The scope was locked mid-week around the features most directly tied to the core value proposition: discovering kids-friendly places and activities, the sign-up and onboarding journey, and navigation between map and list views.

The most open-ended scope questions (user-generated content, indoor activities) were settled through the Instagram polls, avoiding lengthy internal debates.

Les Mini Mondes — scope, prioritisation and Instagram-led decisions
UX — Flows, wireframes

Every evening, I delivered a selection of screens to Marine and Quentin so they could react, challenge the choices and bring back feedback from their side. This daily iteration rhythm kept design intentions and the founders' vision in constant alignment, without ever losing touch with the ground.

Wireframes progressively integrated real content so that the day-six user tests would run in conditions close to those of the actual product. The prototype delivered at the end of the week covered the full journey, from the first time a user opens the app through to consulting an activity detail page.

Les Mini Mondes — flows, wireframes and tested prototype
Visual Design & UI

The time constraint called for a pragmatic approach: a light UI layer, consistent with the Les Mini Mondes visual universe, polished enough for testers to picture themselves in the product without visual choices interfering with navigation feedback.

The goal was to validate the journeys, not to finalise a visual identity. The next phase of the project, handed to Adeline for final design, was able to build on these foundations and go further on the visual side.

Les Mini Mondes — UI layer and journey validation
Implementation, QA & development handoff

At the end of the sprint, Nadia, the Product Owner, joined the debrief to review the week and define recommendations for the next phase.

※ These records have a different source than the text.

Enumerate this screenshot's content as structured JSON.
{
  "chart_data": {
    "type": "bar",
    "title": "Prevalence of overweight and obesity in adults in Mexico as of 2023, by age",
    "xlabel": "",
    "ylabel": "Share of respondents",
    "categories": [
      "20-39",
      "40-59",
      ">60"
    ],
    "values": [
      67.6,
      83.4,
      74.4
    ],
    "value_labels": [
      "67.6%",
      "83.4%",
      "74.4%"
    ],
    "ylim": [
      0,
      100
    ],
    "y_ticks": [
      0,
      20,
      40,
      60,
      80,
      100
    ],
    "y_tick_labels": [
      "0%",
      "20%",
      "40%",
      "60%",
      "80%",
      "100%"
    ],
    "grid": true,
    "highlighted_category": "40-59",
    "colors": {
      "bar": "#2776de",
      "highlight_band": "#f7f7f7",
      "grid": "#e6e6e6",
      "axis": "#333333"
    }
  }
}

Together we established the product backlog and prioritised features in preparation for what came next.

Final app design was then taken over by Adeline, and development was handled by the Lonestone engineering team in partnership with Les Mini Mondes' internal tech team.

Results & Learnings

Results

The app was not launched, as other priorities took precedence in Les Mini Mondes' roadmap. Even so, the mission fully achieved its objective: producing in one week a validated concept, a tested prototype and a prioritised backlog, ready to hand over for the next phase.

Community engagement during the Instagram polls was particularly strong, confirming both the appetite of families for this kind of service and the solidity of the relationship between the brand and its community.

Learnings

This sprint confirmed something I had sensed but never measured so directly: having an existing community, even a small one, fundamentally changes the nature of product risk. Being able to ask your community a question in the evening and have answers by the following morning is a form of continuous, low-cost user research that most early-stage startups simply do not have access to.

It saves time, reduces uncertainty and makes it possible to settle design debates with data rather than opinions.

What would I do differently? I would have liked to include more non-users of the brand in the Instagram polls, not only in the final tests. The Les Mini Mondes community is engaged and generous, which is a real strength, but it can also skew responses in the brand's favour. Exposing design hypotheses to more neutral perspectives from the start would have strengthened the robustness of the decisions made during the sprint.